We are at a time when the spirit of darkness advances more and more and appears to dominate everything. Would it not be logical, symmetrical, reasonable and proportional that at the moment when the Holy Ghost seemed completely banished from earth, He would suddenly return? Return with a great thunderclap, and then all things would begin to change? This is something conceivable. Who knows if the Grand Retour we wait for will happen in this way! I am not making a prediction, only a hypothesis. Who knows if at a certain moment, an event, fact or grace will change us all and we will finally become what we want to be and what we must be?

At any rate, we should spend Pentecost day bearing in mind this notion that the Holy Ghost is received at the feet of Our Lady; and that he who receives the Holy Ghost, receives the very source of all grace and is thus entirely converted.

Therefore, by asking, asking and asking, closely united with Our Lady, we will suddenly obtain the grace we have so arduously desired but through our malice and lack of correspondence have failed to correspond to sufficiently and so we linger in this blindness, exactly like the Apostles, who also fought somewhat to obtain it but corresponded only incompletely and thus remained in that state. At a certain moment, everything was transformed. This is where that beautiful prayer of the Liturgy comes in: Emite spiritum tuum et creabuntur, et renovabis faciem terrae – send forth Thy Spirit and all things will be created – and Thou shalt renew the face of the earth.

So we should present this prayer to Our Lord Jesus Christ through Our Lady: Send the Holy Ghost to this rotten, revolutionary, corrupt, wayward, blind and boobish world and all things will be, as it were, created anew; everything will flourish afresh.
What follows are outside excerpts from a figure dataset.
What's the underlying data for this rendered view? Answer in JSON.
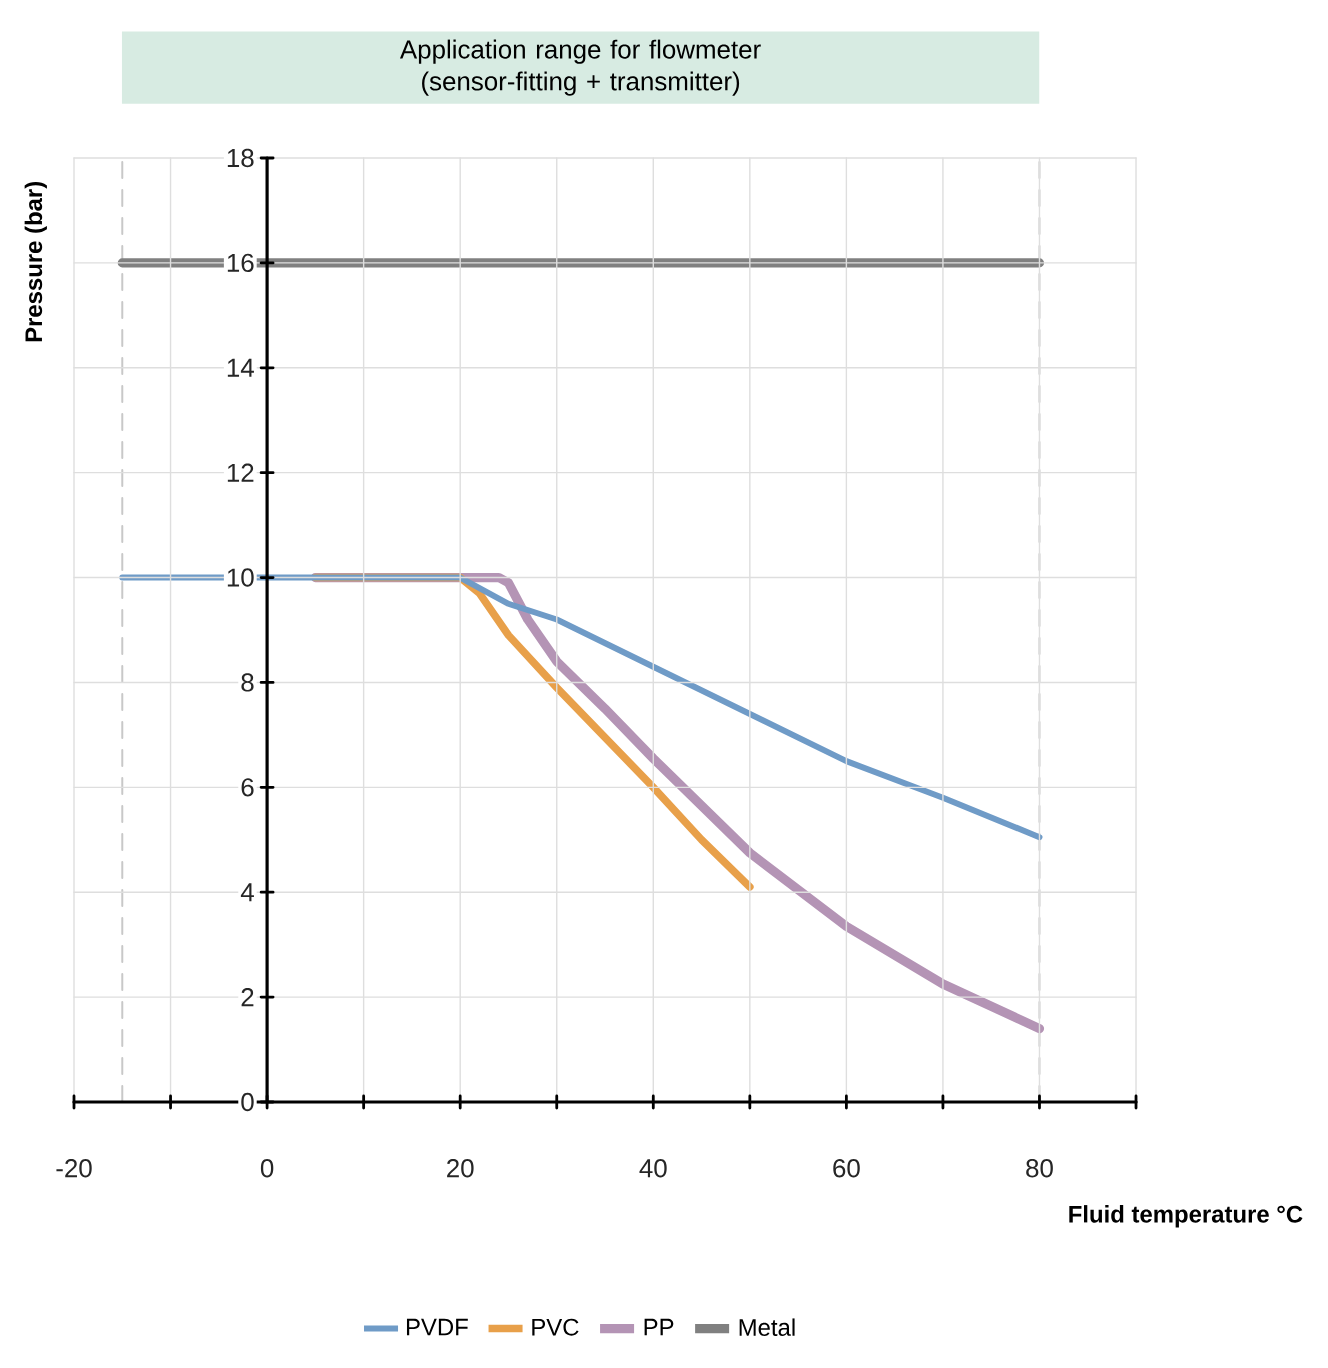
{
  "chart_data": {
    "type": "line",
    "title": "Application range for flowmeter",
    "subtitle": "(sensor-fitting + transmitter)",
    "xlabel": "Fluid temperature °C",
    "ylabel": "Pressure (bar)",
    "xlim": [
      -20,
      90
    ],
    "xticks": [
      -20,
      {
        "value": -10,
        "label": null
      },
      0,
      {
        "value": 10,
        "label": null
      },
      20,
      {
        "value": 30,
        "label": null
      },
      40,
      {
        "value": 50,
        "label": null
      },
      60,
      {
        "value": 70,
        "label": null
      },
      80,
      {
        "value": 90,
        "label": null
      }
    ],
    "ylim": [
      0,
      18
    ],
    "yticks": [
      0,
      2,
      4,
      6,
      8,
      10,
      12,
      14,
      16,
      18
    ],
    "grid": true,
    "legend": "bottom",
    "line_style": "solid",
    "marker": "none",
    "ref_lines": [
      {
        "axis": "x",
        "value": -15,
        "color": "#c8c8c8",
        "line_style": "dashed"
      },
      {
        "axis": "x",
        "value": 80,
        "color": "#c8c8c8",
        "line_style": "dashed"
      }
    ],
    "series": [
      {
        "name": "PVDF",
        "color": "#6f9bc7",
        "x": [
          -15,
          20,
          22,
          25,
          30,
          40,
          50,
          60,
          70,
          80
        ],
        "values": [
          10,
          10,
          9.8,
          9.5,
          9.2,
          8.3,
          7.4,
          6.5,
          5.8,
          5.05
        ]
      },
      {
        "name": "PVC",
        "color": "#e8a04a",
        "x": [
          5,
          20,
          22,
          25,
          30,
          35,
          40,
          45,
          50
        ],
        "values": [
          10,
          10,
          9.7,
          8.9,
          7.9,
          6.95,
          6.0,
          5.0,
          4.1
        ]
      },
      {
        "name": "PP",
        "color": "#b494b5",
        "x": [
          5,
          20,
          24,
          25,
          27,
          30,
          35,
          40,
          50,
          60,
          70,
          80
        ],
        "values": [
          10,
          10,
          10,
          9.9,
          9.2,
          8.4,
          7.5,
          6.55,
          4.75,
          3.35,
          2.25,
          1.4
        ]
      },
      {
        "name": "Metal",
        "color": "#808080",
        "x": [
          -15,
          80
        ],
        "values": [
          16,
          16
        ]
      }
    ]
  }
}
And Thou, O my God, will have renewed the face of the earth. The face of the earth is full of ruins, garbage and one would say all that is left begs for an exterminating fire to come down and burn it. Yet, with grace the earth can be renewed.
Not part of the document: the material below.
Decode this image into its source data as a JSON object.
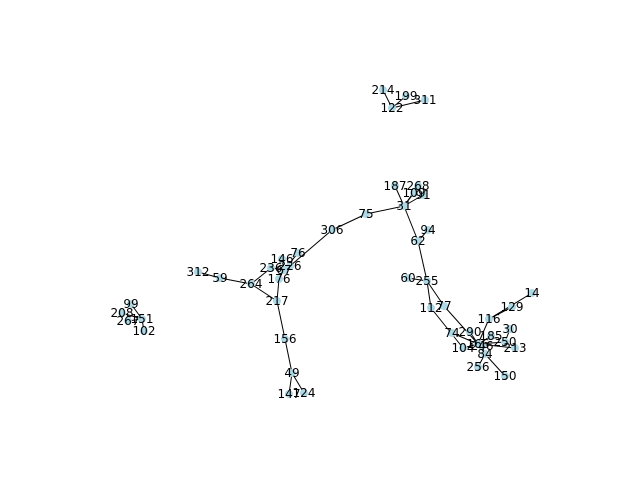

Let us ask her to obtain that the Holy Ghost is sent to the world so we take on a new life and the face of the world is renewed. This is what we should ask tomorrow with confidence, fidelity and faith: Ask during the Rosary, Communion, and with ejaculations throughout the day. I am certain that this prayer will be heeded; because if it is true that if you knock it will be opened and if you ask it will be given, this applies above all to the prayer asking for the Holy Ghost; and it the Holy Ghost is precisely what Our Lady wants to give us the most. All other graces are collateral. What Our Lady wants above all is for us to have the good spirit of which the Holy Ghost is the source, matrix, and thus sanctify ourselves.

So let us ask her for that which She wants to give us, certain that we will be heeded. If it does not come right away, it will come in a while; the longer it takes, the more abundant the grace will be. In this sense, tomorrow may be for us a great day.